32. Thus, it can be seen from the above that, in view of the amendment in Schedule-III of the CGST Act, 2017, supply of goods from a place in the non-taxable territory to another place in the non- taxable territory without such goods entering into India shall be treated neither as a supply of goods nor a supply of services with effect from 01.02.2019. Since in the instant case, the supply of goods takes place from Poland (which is a non-taxable territory) directly to Bangladesh (which is also a non-taxable territory) without the said goods entering into India, the transactions mentioned in the instant case are similar to that as mentioned in Entry No.7 of Schedule-III of the CGST Act, 2017. Therefore, in view of the facts mentioned above, we conclude that no GST is leviable on such type of transactions which have taken place with effect from 01.02.2019 and onwards.

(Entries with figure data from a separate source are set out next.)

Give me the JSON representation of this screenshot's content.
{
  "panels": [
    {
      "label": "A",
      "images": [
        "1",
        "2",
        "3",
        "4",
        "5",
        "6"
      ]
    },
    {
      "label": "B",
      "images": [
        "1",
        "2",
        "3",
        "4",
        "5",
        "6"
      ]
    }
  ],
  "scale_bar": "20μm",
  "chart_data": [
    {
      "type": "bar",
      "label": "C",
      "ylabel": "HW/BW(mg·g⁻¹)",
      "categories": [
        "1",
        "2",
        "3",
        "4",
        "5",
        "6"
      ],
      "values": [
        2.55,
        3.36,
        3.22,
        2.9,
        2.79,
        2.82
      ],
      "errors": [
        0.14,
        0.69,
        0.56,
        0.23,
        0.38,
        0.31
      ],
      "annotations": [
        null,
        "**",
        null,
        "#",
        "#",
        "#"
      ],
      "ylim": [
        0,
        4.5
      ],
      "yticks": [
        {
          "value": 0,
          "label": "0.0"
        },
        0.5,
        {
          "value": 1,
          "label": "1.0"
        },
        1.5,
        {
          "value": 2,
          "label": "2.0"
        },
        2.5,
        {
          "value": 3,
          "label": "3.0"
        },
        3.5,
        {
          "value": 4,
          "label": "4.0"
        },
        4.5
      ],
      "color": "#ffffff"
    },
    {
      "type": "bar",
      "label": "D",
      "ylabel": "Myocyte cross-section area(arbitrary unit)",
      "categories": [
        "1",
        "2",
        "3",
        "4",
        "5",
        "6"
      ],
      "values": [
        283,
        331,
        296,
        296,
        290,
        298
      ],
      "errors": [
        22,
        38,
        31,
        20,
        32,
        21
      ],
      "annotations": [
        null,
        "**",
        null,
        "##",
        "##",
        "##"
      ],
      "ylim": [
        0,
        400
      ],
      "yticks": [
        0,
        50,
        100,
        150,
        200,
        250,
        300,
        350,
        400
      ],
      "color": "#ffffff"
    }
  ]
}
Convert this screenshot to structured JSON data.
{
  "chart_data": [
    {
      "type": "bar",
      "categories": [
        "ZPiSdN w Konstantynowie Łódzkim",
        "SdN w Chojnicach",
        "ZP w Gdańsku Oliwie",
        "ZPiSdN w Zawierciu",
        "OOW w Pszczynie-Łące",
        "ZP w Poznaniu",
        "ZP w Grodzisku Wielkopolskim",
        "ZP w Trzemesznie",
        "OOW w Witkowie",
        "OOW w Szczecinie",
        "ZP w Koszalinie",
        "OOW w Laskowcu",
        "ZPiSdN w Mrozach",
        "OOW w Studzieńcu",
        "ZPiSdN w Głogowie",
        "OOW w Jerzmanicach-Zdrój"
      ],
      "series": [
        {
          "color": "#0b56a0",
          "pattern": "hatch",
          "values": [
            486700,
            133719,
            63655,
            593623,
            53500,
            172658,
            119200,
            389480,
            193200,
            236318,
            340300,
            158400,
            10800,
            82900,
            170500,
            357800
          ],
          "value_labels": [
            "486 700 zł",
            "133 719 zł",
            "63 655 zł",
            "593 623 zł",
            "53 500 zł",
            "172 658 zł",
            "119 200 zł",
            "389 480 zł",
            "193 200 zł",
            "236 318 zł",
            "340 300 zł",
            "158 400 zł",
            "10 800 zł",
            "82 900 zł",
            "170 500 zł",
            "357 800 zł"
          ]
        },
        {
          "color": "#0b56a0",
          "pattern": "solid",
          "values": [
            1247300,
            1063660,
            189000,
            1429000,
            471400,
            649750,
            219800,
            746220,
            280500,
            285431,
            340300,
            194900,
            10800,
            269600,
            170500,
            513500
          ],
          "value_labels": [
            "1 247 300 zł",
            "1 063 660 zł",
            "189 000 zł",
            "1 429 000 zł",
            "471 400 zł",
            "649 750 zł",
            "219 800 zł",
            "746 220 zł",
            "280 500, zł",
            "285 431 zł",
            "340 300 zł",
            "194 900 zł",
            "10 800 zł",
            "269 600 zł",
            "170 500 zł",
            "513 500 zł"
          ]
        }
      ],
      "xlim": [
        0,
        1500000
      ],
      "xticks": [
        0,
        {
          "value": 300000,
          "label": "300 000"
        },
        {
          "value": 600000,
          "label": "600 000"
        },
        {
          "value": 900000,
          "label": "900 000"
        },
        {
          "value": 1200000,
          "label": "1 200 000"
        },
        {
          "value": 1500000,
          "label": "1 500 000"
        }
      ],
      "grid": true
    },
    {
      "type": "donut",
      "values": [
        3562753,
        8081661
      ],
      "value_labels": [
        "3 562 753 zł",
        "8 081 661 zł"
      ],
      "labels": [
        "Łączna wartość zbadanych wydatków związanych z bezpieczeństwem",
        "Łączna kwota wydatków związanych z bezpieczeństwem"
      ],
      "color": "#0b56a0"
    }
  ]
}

33. We also find that the applicant has relied on two orders issued by the Advance Ruling Authorities of Kerala and Maharashtra respectively i.e. (i) Order No.CT/2275/18-C3 dated 26.03.2018 issued by the Advance Ruling Authority of Kerala in the case of M/s. Synthite Industries ltd., Ernakulam, Kerala and (ii) Order No.GST-ARA-53/2018-19/B-127-Mumbai dated 10.10.2018 issued by the Advance Ruling Authority of Maharashtra in the case of M/s. Enmarol Petroleum pvt.ltd. reported at 2019 (20) GSTL 442, in support of their contention. In this context, we would like to emphasise here that as per Section 103 of the CGST Act, 2017, the Advance Ruling pronounced by the Authority or the Appellate Authority shall be binding only on the applicant who had sought it and on the concerned officer or the jurisdictional officer in respect of the concerned applicant, and therefore, cannot be relied upon by the applicant in the instant case.

34. In the light of the aforesaid circumstances, we rule as under:

RULING

Question-1: Whether the activity undertaken by the applicant is covered by Entry No.7 in Schedule 3 of the CGST Act, 2017?

Answer: The activity undertaken by the applicant M/s. SPX Flow Technology (India) pvt.ltd., Ahmedabad is covered under Entry No.7 in Schedule 3 of the CGST Act, 2017 in respect of the transactions undertaken for the period from 01.02.2019 onwards for the reasons discussed hereinabove.

Question-2: Whether the applicant is liable to pay IGST on out and out transactions taking place beyond the Customs frontiers of India?

Answer: Applicable IGST is payable on goods sold to customer located outside India, where goods are shipped directly from the vendor’s premises (located outside India) to the customer’s premises (located outside India) for such transactions effected upto 31.01.2019. However, no IGST is payable on such transactions effected from 01.02.2019 onwards, for the reasons discussed hereinabove.